|Reference : On the accurate selection of asymptotic detection thresholds for Infit and Outfit ind...|
|Scientific congresses and symposiums : Unpublished conference/Abstract|
|Physical, chemical, mathematical & earth Sciences : Mathematics|
|On the accurate selection of asymptotic detection thresholds for Infit and Outfit indexes of person fit|
|[fr] Sur la sélection optimale de seuils de détection asymptotiques pour les indices Infit et Outfit|
|Magis, David [Université de Liège - ULg > Département de mathématique > Statistique mathématique >]|
|Raîche, Gilles [ > > ]|
|Béland, Sébastien [ > > ]|
|International Objective Measurement Workshop|
|11-12 avril 2012|
|University of British Columbia|
|[en] Person fit ; Infit ; Outfit ; ability estimation ; asymptotic distribution|
|[en] It exists a bunch of person fit indexes but Lz (Drasgow, Levine, & Williams, 1985), Infit mean square W (Wright & Masters, 1982) and Outfit mean square U (Wright & Stone, 1979) are certainly the most popular. However, they have the undesirable property that their limiting distribution depends on the true ability level, which is generally unknown. In addition, the asymptotic distribution of U and W indexes was not clearly stated. Snijders (2001) proposed a generalization of the index Lz to incorporate estimated ability levels in its computation, and derived subsequent asymptotic normality of this modified Lz* index.

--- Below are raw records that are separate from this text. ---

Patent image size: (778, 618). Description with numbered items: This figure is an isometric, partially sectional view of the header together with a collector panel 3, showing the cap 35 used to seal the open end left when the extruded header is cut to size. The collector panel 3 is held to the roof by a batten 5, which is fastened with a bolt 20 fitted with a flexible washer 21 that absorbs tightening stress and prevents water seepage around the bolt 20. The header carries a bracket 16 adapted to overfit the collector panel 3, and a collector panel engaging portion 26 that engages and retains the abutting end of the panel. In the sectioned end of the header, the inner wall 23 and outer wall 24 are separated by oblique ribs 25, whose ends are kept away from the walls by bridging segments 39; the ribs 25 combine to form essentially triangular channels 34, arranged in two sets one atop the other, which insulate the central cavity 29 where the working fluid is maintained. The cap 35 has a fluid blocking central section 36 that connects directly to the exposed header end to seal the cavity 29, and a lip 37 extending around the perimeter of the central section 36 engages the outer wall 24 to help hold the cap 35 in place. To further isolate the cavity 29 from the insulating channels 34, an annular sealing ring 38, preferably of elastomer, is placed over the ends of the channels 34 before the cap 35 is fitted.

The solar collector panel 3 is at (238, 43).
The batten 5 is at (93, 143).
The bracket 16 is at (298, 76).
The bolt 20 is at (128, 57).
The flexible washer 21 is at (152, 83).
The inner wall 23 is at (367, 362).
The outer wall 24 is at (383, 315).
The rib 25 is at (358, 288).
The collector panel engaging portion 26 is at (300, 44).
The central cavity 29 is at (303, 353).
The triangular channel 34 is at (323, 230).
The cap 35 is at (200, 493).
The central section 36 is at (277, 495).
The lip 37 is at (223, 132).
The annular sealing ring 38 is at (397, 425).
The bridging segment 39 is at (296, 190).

The purpose of this talk is threefold. First, the generalization of Lz to Lz* is briefly sketched. Second, it is shown how this generalization can be successfully applied to both U and W indexes, yielding generalized U* and W* indexes respectively. Third, the accuracy of generalized indexes in detecting person (mis)fit is assessed through a simulation study.
Three situations were investigated: (a) absence of misfit; (b) presence of cheating (yielding spuriously high scores); (c) presence of inattention (yielding spuriously low scores). Several conditions were varied, such as test length and aberrance rates when misfit was introduced. Response patterns were generated under the Rasch model and maximum likelihood estimation was performed to obtain the ability estimates. Several significance levels were selected.
It is observed, that the generalized indexes Lz*, U* and W* better recover the significance level than their standard alternatives Lz, U and W respectively, while they are more powerful in identifying the two types of person misfit. In particular, the modified index W* has the best improvement in performance with respect to its original version W.
It is concluded that Snijders' generalization of Lz index to Lz* is also accurate for U and W indexes under Rasch modelling. Possible extensions to other person fit indexes, such as ECI indexes (Tatsuoka, 1984), other ability estimators, and other IRT models are eventually briefly discussed.